Every year emergency rooms treat 10,000 children for overdoses of liquid medicine such as children’s Tylenol and children’s Motrin. Around 20 of those children die from the overdose. Such deaths are completely preventable, according to pediatrician Joan Bregstein.

“This should be a never event, even one is too many,” said Bregstein, who practices at NewYork-Presbyterian/Columbia University Medical Center. Already this year she treated a toddler and a preschooler in the emergency room for overdoses of children’s liquid medicine. She told their stories at a press conference at Sen. Schumer’s Manhattan office Jan. 19.

Bregstein said the adorable young toddler was sitting on the floor in the living room. Her mother stepped away for a moment. When she returned the toddler had liquid Tylenol all down her shirt, all over the floor, and on her lips. How much the toddler had ingested was unclear. Anxious and concerned, her mother brought her to the emergency room. Exhaustive testing showed no overdose.

‘I drank it all!’

Another incident was of a chubby preschooler who had a fever. A family member gave him the appropriate dose of ibuprofen. His grandmother looked away for a moment, and when she turned back he gleefully said, “I drank it all!” He consumed 120 milliliters (ml) of ibuprofen, almost 10 times the recommended dose for his weight. Although he was all right in the end, it was a day of tests and IVs for him and stress for his parents. Dr. Bregstein said a twentyfold overdose could have caused liver damage, seizures, or coma.

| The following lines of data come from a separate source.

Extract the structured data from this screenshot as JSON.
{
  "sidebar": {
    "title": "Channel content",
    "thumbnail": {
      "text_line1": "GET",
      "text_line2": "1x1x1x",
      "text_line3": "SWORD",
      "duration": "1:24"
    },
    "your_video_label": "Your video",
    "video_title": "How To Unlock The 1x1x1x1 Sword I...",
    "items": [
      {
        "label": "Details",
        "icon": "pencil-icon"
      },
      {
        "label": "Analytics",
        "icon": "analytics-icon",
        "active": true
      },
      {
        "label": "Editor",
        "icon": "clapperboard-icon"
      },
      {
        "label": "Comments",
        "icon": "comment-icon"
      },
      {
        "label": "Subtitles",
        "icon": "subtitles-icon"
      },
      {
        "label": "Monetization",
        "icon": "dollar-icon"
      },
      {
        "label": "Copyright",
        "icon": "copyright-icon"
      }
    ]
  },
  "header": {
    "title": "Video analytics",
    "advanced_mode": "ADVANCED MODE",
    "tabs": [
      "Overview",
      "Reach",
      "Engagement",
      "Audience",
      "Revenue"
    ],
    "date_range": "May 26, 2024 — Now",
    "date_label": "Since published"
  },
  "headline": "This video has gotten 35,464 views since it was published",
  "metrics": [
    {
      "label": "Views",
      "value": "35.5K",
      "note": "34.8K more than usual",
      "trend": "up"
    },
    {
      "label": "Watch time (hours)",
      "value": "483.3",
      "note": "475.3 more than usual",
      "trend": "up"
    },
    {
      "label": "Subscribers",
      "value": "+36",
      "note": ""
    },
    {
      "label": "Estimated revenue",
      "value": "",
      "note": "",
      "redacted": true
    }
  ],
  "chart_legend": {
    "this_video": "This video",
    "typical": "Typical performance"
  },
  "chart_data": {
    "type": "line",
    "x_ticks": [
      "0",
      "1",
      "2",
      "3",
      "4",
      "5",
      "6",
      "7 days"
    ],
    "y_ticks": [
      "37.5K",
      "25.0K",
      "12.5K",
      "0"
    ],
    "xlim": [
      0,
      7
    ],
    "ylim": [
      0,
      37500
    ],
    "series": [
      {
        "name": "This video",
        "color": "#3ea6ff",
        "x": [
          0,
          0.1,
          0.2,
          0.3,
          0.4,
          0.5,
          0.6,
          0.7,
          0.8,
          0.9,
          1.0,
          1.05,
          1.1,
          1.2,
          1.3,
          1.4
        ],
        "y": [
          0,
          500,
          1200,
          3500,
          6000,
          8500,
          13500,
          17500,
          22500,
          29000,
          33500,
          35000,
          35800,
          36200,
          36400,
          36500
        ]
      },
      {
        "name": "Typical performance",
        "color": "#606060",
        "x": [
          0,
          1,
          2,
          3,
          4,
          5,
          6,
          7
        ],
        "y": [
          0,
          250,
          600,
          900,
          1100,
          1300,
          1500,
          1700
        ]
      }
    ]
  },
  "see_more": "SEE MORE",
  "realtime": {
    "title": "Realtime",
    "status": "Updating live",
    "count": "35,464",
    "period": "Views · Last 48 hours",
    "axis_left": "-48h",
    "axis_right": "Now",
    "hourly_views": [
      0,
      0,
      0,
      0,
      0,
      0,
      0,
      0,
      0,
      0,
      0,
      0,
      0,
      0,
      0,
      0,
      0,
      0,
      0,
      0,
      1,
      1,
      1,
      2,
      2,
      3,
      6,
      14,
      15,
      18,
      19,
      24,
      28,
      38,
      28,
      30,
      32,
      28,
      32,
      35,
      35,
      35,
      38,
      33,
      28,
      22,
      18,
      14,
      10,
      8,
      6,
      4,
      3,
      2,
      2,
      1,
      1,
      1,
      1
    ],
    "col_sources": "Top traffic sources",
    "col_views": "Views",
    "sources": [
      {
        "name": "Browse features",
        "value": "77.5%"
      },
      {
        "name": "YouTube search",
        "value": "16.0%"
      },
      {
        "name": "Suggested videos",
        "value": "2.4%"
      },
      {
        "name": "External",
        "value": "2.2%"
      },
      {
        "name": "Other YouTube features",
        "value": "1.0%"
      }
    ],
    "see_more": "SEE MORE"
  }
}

For these youngsters, no harm was done. Even so, such an incident, “is a nightmare no parent wants to face,” said Sen. Schumer.

Schumer is asking the Food and Drug Administration (FDA) and the Consumer Protection Safety Commission (CPSC) to make flow restrictors mandatory for all children’s liquid medicine.

Less Than a Dime

Many children’s medicine makers already install such flow restrictors, which are similar to those for hot sauce. The device costs less than a dime.

“What sold me on doing this is when I heard the cost,” said Schumer. He is getting behind the effort to require the flow restrictors after an in-depth report produced by ProPublica and Consumer Reports showed how affordable the devices are and how many children end up in the hospital after drinking too much liquid medicine.

“If you can avoid it, why not?” said Schumer.